Bulges or cracks in the battery casing are nearly a confirmed sign of your battery being toasted. It indicates chemical gas inside the battery generated from corrosion because of overcharge or lousy charging system. Whatever the case, it's time to replace the battery.
It's an obvious sign of a bad battery if it leaks acid outside. It happens due to severe oxidation, leading the battery to cease function. In such a condition, it is highly unprofessional to continue riding a bike without a battery replacement.
Generally, discoloration may occur for other reasons, for example, stains from inside the motorcycle. But it is also a strong sign that your battery is worsening. If you find a single hint like receding horn sound, improper ignition, or dimming light and then find the battery discolored, get it as a confirmed sign of failing battery.
How to Test if the Battery is Really Bad?
Here is a critical piece of information. Your motorcycle may underperform due to any other motorcycle malfunction, despite the battery being in perfect condition. In such a context, there is a possibility of showing one or more signs similar to the above-explained ones, creating high confusion if not observed and decided carefully. For example, a bad alternator can lead to a motorcycle battery not holding charge. You may have thought that it was a battery problem - you replaced it in a hurry - but you didn't get any remedy for the trouble you have been facing.

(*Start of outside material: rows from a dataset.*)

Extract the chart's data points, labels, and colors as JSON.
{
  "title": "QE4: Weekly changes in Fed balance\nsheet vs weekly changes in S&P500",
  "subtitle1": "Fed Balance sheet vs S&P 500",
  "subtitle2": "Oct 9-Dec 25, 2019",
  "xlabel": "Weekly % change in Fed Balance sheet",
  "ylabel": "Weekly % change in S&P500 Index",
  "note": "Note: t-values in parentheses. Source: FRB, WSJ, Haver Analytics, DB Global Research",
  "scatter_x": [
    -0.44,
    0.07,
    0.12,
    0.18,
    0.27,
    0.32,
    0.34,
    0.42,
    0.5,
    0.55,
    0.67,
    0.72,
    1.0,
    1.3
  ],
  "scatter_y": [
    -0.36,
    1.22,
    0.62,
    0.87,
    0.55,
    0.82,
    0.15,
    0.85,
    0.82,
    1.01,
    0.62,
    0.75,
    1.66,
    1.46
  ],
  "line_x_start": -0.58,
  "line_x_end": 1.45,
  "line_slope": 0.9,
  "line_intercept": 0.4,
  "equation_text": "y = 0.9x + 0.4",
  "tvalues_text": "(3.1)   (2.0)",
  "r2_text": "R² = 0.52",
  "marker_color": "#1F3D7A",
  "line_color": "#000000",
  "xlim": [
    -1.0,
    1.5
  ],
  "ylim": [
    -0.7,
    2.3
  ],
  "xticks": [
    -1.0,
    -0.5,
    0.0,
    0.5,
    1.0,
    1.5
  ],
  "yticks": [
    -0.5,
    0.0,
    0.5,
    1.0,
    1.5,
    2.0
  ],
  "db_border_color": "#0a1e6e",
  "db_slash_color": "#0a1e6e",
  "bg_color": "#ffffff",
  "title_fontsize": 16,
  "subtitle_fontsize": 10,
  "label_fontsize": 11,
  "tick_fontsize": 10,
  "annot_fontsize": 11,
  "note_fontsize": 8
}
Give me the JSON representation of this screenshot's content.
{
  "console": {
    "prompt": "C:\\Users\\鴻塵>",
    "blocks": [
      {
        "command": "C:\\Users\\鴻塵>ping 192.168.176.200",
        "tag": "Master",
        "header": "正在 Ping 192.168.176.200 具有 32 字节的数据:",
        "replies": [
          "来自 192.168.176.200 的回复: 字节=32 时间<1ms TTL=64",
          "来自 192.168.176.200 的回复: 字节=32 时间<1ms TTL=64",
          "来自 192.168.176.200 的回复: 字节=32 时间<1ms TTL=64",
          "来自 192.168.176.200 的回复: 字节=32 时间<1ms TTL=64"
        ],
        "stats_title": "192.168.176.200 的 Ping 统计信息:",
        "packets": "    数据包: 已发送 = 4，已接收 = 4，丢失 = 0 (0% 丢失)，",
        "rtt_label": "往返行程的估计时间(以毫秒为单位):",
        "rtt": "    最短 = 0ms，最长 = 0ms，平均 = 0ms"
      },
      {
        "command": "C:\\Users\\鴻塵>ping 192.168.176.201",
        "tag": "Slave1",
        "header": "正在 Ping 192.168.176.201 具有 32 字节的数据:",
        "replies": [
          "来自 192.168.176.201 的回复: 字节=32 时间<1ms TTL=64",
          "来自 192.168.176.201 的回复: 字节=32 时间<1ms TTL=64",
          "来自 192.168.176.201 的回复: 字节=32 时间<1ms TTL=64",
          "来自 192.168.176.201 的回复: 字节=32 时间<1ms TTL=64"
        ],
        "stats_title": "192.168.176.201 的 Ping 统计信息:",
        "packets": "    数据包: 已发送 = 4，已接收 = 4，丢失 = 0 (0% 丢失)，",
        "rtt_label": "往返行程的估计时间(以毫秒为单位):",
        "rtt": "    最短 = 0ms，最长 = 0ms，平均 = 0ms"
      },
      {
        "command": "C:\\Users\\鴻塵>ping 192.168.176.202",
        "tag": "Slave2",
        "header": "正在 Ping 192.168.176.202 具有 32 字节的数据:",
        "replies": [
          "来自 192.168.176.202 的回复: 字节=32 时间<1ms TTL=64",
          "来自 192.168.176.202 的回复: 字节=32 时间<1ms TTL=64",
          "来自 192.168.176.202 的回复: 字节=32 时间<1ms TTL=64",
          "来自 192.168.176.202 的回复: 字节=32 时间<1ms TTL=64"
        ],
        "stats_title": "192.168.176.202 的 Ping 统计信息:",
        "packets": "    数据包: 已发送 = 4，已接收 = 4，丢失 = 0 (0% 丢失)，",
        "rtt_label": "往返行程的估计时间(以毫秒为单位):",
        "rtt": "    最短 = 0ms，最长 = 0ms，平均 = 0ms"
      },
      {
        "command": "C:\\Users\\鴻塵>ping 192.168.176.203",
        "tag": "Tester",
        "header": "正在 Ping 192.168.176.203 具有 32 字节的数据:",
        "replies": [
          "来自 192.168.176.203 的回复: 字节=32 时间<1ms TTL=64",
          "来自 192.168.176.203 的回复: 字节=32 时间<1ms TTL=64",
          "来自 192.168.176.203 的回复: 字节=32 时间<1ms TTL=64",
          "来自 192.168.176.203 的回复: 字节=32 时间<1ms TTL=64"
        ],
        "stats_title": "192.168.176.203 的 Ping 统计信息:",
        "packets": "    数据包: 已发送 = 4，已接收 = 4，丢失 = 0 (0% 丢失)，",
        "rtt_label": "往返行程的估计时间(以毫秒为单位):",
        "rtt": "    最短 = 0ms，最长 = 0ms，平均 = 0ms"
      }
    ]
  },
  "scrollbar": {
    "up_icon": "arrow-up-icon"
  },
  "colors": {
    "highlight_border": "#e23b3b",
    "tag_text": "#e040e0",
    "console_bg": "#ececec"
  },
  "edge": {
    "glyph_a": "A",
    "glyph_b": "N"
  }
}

So, check if your battery is awful before making a quick replacement. You can seek the help of a technician or local motorcycle repair shop or even make your own decisions by checking it in a multimeter.
A multimeter or voltmeter is a handy electronic device for motorcyclists. It mainly works to measure voltage, current, and resistance. All voltmeters come with user instructions given by manufacturers, so testing with it should be pretty easy and only requires your careful pursuance. When you test the battery using a multimeter, check the reading several times. If it seems abnormal, like showing anything below 12-Volt when at full charge or shortly after charging, you can decide to take a new replacement.
A battery for your motorcycle plays a critical role, and having a troublesome one may make it measurable. So, observe the signals, test the battery and replace if necessary. Last but not least, do not ignore your battery and use a proper charging and maintenance system.